Gimana dengan respons sekolahnya Wildan?
Sekolah punya komitmen buat ngebantu siswa yang lagi mengalami masalah. Senada dengan hal tersebut, Suriyati—wali kelas Wildan sekaligus guru seni budaya ngejelasin peran guru buat berkomitmen membantu para siswa yang lagi ngehadapi masalah. Menurut Suriyati, selain guru Bimbingan dan Konseling, setiap wali kelas harus bisa ngasih pertolongan pertama bagi siswa yang lagi ngalamin masalah di sekolahnya. Kalo masalahnya cukup besar, maka penyelesaian bakal beralih ke bagian kesiswaan. Siswa yang terbukti ngelakuin kesalahan pun dapet sanksi beragam: Mulai dari pemanggilan orang tua, gak dapet izin buat ikut proses pembelajaran di kelas, sampe skorsing.
Bersama program CREATE, para guru juga mulai mengenalkan kembali pentingnya pembelajaran toleransi, keberagaman, dan kesetaraan gender bagi siswa, Harapannya, pembelajaran toleransi jadi nilai utama buat siswa bersosialisasi di luar sekolah. “Guru-guru tidak hanya mengajar, bukan cuma mendidik, tapi juga perlu mengembangkan minat dan bakat siswa dengan melibatkannya ke berbagai kegiatan di luar sekolah atau kejuaraan antar sekolah lainnya,” kata Suriyati.
Riset tentang kasus perundungan di Indonesia
Hasil riset Programme for International Students Assessment (PISA) pada tahun 2018 menemukan, sebanyak 41,1% pelajar di Indonesia pernah ngalamin perundungan (bullying). Riset PISA yang diinisiasi oleh Organisation of Economic Co-operation and Development (OECD) sendiri merupakan studi untuk mengevaluasi sistem pendidikan lebih dari 70 negara di seluruh dunia. Indonesia telah berpartisipasi dalam studi PISA ini sejak tahun 2000. Dalam riset itu juga, persentase angka perundungan siswa di Indonesia pun tercatat tertinggi kelima di dunia, di bawah Filipina, Brunei Darussalam, Republik Dominika, dan Maroko. Angka siswa korban perundungan ini jauh di atas rata-rata negara anggota OECD yang hanya sebesar 22,7%.

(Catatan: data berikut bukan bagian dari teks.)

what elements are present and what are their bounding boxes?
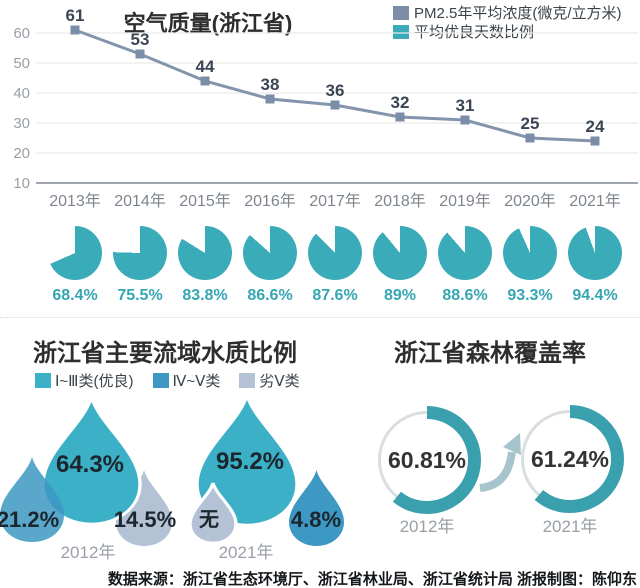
y-tick-label: 50	[13, 55, 30, 72]
good-days-pie-label: 75.5%	[117, 287, 163, 304]
water-legend-label: Ⅳ~Ⅴ类	[172, 373, 221, 390]
x-tick-label: 2019年	[439, 192, 491, 210]
water-drop-good	[195, 394, 299, 527]
increase-arrow	[479, 451, 516, 492]
good-days-pie-label: 94.4%	[572, 287, 618, 304]
good-days-pie-label: 86.6%	[247, 287, 293, 304]
pm25-value-label: 53	[131, 30, 150, 49]
pm25-marker	[460, 115, 470, 125]
pm25-value-label: 25	[521, 114, 540, 133]
forest-year-label: 2012年	[400, 517, 455, 536]
good-days-legend-swatch	[393, 24, 409, 39]
forest-value-label: 61.24%	[531, 446, 609, 472]
pm25-marker	[265, 94, 275, 104]
pm25-legend-swatch	[393, 5, 409, 20]
x-tick-label: 2015年	[179, 192, 231, 210]
pm25-marker	[135, 49, 145, 59]
water-legend-swatch	[239, 373, 256, 388]
good-days-pie	[308, 226, 362, 280]
water-legend-item: Ⅳ~Ⅴ类	[152, 370, 221, 391]
water-good-label: 95.2%	[216, 448, 284, 475]
pm25-value-label: 32	[391, 93, 410, 112]
y-tick-label: 40	[13, 85, 30, 102]
pm25-marker	[200, 76, 210, 86]
water-quality-legend: Ⅰ~Ⅲ类(优良) Ⅳ~Ⅴ类 劣Ⅴ类	[35, 370, 300, 391]
y-tick-label: 60	[13, 25, 30, 42]
pm25-value-label: 36	[326, 81, 345, 100]
good-days-pie	[503, 226, 557, 280]
y-tick-label: 30	[13, 115, 30, 132]
donut-arc	[373, 406, 481, 514]
forest-year-label: 2021年	[543, 517, 598, 536]
pm25-marker	[525, 133, 535, 143]
y-tick-label: 10	[13, 175, 30, 192]
water-drop-mid	[0, 457, 64, 542]
water-legend-label: Ⅰ~Ⅲ类(优良)	[55, 373, 134, 390]
x-tick-label: 2016年	[244, 192, 296, 210]
x-tick-label: 2017年	[309, 192, 361, 210]
good-days-pie	[243, 226, 297, 280]
water-legend-swatch	[35, 373, 51, 388]
good-days-pie	[568, 226, 622, 280]
pm25-value-label: 31	[456, 96, 475, 115]
good-days-pie	[48, 226, 102, 280]
legend-item-pm25: PM2.5年平均浓度(微克/立方米)	[393, 3, 622, 22]
water-bad-label: 无	[199, 509, 219, 531]
increase-arrow-head	[503, 433, 521, 455]
pm25-value-label: 44	[196, 57, 215, 76]
y-tick-label: 20	[13, 145, 30, 162]
x-tick-label: 2020年	[504, 192, 556, 210]
water-year-label: 2012年	[61, 543, 116, 562]
pm25-value-label: 38	[261, 75, 280, 94]
good-days-pie	[178, 226, 232, 280]
water-drop-bad	[116, 470, 172, 546]
water-drop-mid	[289, 470, 344, 546]
good-days-pie-label: 89%	[383, 287, 417, 304]
water-good-label: 64.3%	[56, 451, 124, 478]
air-chart-legend: PM2.5年平均浓度(微克/立方米) 平均优良天数比例	[393, 3, 622, 41]
water-drop-good	[41, 396, 142, 526]
x-tick-label: 2021年	[569, 192, 621, 210]
pm25-line-chart: 60 50 40 30 20 10 2013年 2014年 2015年 2016年 2017年 201…	[13, 6, 638, 210]
x-tick-label: 2013年	[49, 192, 101, 210]
pm25-marker	[590, 136, 600, 146]
water-bad-label: 14.5%	[114, 507, 176, 532]
good-days-pie-label: 93.3%	[507, 287, 553, 304]
water-mid-label: 21.2%	[0, 507, 59, 532]
good-days-pie-label: 83.8%	[182, 287, 228, 304]
good-days-pie	[373, 226, 427, 280]
section-divider	[0, 317, 640, 318]
pm25-marker	[330, 100, 340, 110]
good-days-pie-label: 87.6%	[312, 287, 358, 304]
good-days-pie-label: 88.6%	[442, 287, 488, 304]
forest-value-label: 60.81%	[388, 447, 466, 473]
good-days-pie	[438, 226, 492, 280]
water-legend-item: 劣Ⅴ类	[239, 370, 300, 391]
good-days-pie-label: 68.4%	[52, 287, 98, 304]
pm25-legend-label: PM2.5年平均浓度(微克/立方米)	[414, 5, 622, 22]
x-tick-label: 2018年	[374, 192, 426, 210]
good-days-pie	[113, 226, 167, 280]
pm25-marker	[70, 25, 80, 35]
data-source-credit: 数据来源：浙江省生态环境厅、浙江省林业局、浙江省统计局 浙报制图：陈仰东	[107, 571, 637, 588]
pm25-value-label: 24	[586, 117, 605, 136]
pm25-value-label: 61	[66, 6, 85, 25]
water-legend-item: Ⅰ~Ⅲ类(优良)	[35, 370, 134, 391]
water-legend-swatch	[152, 373, 169, 388]
water-mid-label: 4.8%	[291, 507, 341, 532]
water-drop-bad	[188, 482, 238, 545]
water-legend-label: 劣Ⅴ类	[259, 373, 300, 390]
forest-coverage-title: 浙江省森林覆盖率	[394, 340, 586, 367]
water-quality-title: 浙江省主要流域水质比例	[33, 340, 297, 367]
pm25-marker	[395, 112, 405, 122]
good-days-pie-row: 68.4% 75.5% 83.8% 86.6% 87.6% 89% 88.6% 93.3% 94…	[48, 226, 622, 304]
air-quality-title: 空气质量(浙江省)	[123, 11, 293, 36]
forest-donut-chart: 60.81% 2012年 61.24% 2021年	[373, 405, 624, 536]
water-year-label: 2021年	[219, 543, 274, 562]
donut-arc	[516, 405, 624, 513]
x-tick-label: 2014年	[114, 192, 166, 210]
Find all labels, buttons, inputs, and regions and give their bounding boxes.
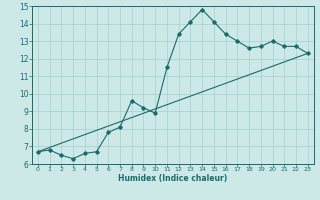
X-axis label: Humidex (Indice chaleur): Humidex (Indice chaleur) xyxy=(118,174,228,183)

Sementara itu, Komisi Perlindungan Anak Indonesia (KPAI) mencatat, di sepanjang tahun 2021 saja, terjadi sebanyak 17 kasus kekerasan di dunia pendidikan yang melibatkan peserta didik dan tenaga pendidik. Kasus terbanyak adalah tawuran pelajar (10 kasus), disusul kasus perundungan (6 kasus), dan kekerasan berbasis SARA (1 kasus).
Lewat berbagai kegiatan peningkatan kapasitas serta dukungan dari guru seperti Suriyati selama ini, Wildan berharap lingkungannya bisa nerima dia dengan segala kekurangan yang ia miliki. “Kekurangan ada karena kita adalah manusia yang saling membutuhkan satu sama lain. Di sini aku ingin berkontribusi bersama CREATE untuk menyadarkan masyarakat sekitar tentang kesetaraan gender, keberagaman, dan toleransi,” tuturnya.
*Konsorsium CREATE merupakan inisiasi Yayasan Hivos yang terinspirasi oleh nilai-nilai humanis bekerja sama dengan Rombak Media, Perkumpulan Pamflet Generasi, Lembaga Advokasi dan Pendidikan Anak Rakyat (LAPAR), Youth Interfaith Forum on Sexuality (YIFOS), dan Center for Marginalized Communities Studies (CMARs), dengan dukungan dari The United States Agency for International Development. Konsorsium CREATE bersama-sama membuat program yang bertujuan untuk meningkatkan keberagaman dan toleransi di kalangan siswa. CREATE mengadopsi pendekatan berbasis seni dan budaya yang inovatif sebagai titik masuk mempromosikan toleransi dan keberagaman di tingkat sekolah menengah.